Each artist in the 1963 book was asked to say something about their work or themselves. Reed said he “invited each painter to make his own statement” and that the responses were surprisingly revealing.
Gray Smith appears with his portrait of Mr Johnstone, which I’ve included below. The original hangs in the National Gallery of Australia.
© Smith Estate. Used with permission via CAL.
Perry Smith, Gray’s son, shared a lovely detail about this work. Mr Johnstone was the father of Johnno Johnstone, one of Gray’s closest friends right up until the family moved to Canberra. Johnno helped build the dam at Hurstbridge, and Perry thinks the photos of that work are now at Heide. It gives the painting another layer. This wasn’t an imagined subject. It was someone tied into the rhythms of Gray’s everyday life.
What Gray wrote about himself is worth sitting with. He talked about the long drought during his childhood, sheep being driven into parks and gardens to find the last scraps of grass, and the stories his mother told him about the early bush. His grandfather had covered the Ned Kelly saga as a reporter and saw Kelly hanged. For Gray, these stories weren’t distant folklore. They were part of the world he grew up in.
When he finally got out to the bush as a young man, working on timber trucks and later hobby farming to survive, it confirmed what he’d been carrying since childhood. He linked those early experiences and family stories to the images he made.
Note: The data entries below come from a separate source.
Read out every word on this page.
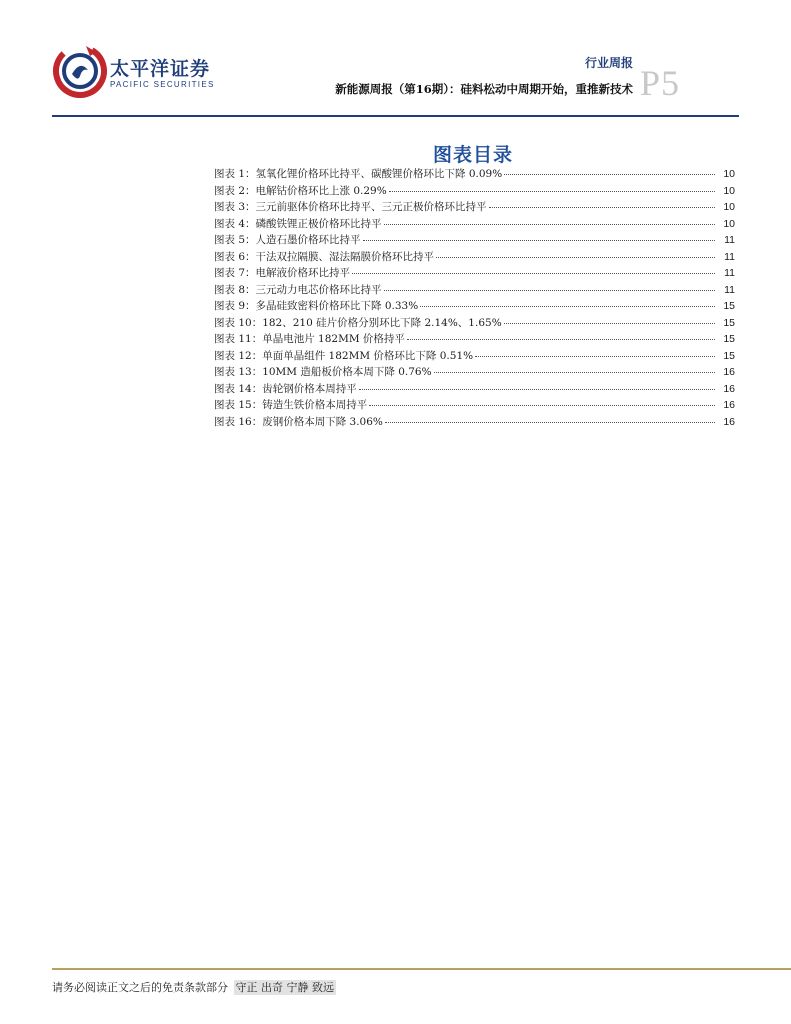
太平洋证券
PACIFIC SECURITIES
行业周报
新能源周报（第16期）：硅料松动中周期开始，重推新技术 P5
图表目录
图表 1：氢氧化锂价格环比持平、碳酸锂价格环比下降 0.09%	10
图表 2：电解钴价格环比上涨 0.29%	10
图表 3：三元前驱体价格环比持平、三元正极价格环比持平	10
图表 4：磷酸铁锂正极价格环比持平	10
图表 5：人造石墨价格环比持平	11
图表 6：干法双拉隔膜、湿法隔膜价格环比持平	11
图表 7：电解液价格环比持平	11
图表 8：三元动力电芯价格环比持平	11
图表 9：多晶硅致密料价格环比下降 0.33%	15
图表 10：182、210 硅片价格分别环比下降 2.14%、1.65%	15
图表 11：单晶电池片 182MM 价格持平	15
图表 12：单面单晶组件 182MM 价格环比下降 0.51%	15
图表 13：10MM 造船板价格本周下降 0.76%	16
图表 14：齿轮钢价格本周持平	16
图表 15：铸造生铁价格本周持平	16
图表 16：废钢价格本周下降 3.06%	16
请务必阅读正文之后的免责条款部分 守正 出奇 宁静 致远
He saw them as central to his identity. As he put it, he was “trying through a tangible thing to communicate the intangible.”
It’s a short statement, but it gives you a clear line to follow through his work. The outback, drought, toughness and the characters who shaped Australia’s early imagination weren’t just subjects for him. They were the soil he grew out of.
Reed, John, ed. New Painting 1952–62. The Arts in Australia. Melbourne: Longmans, 1963.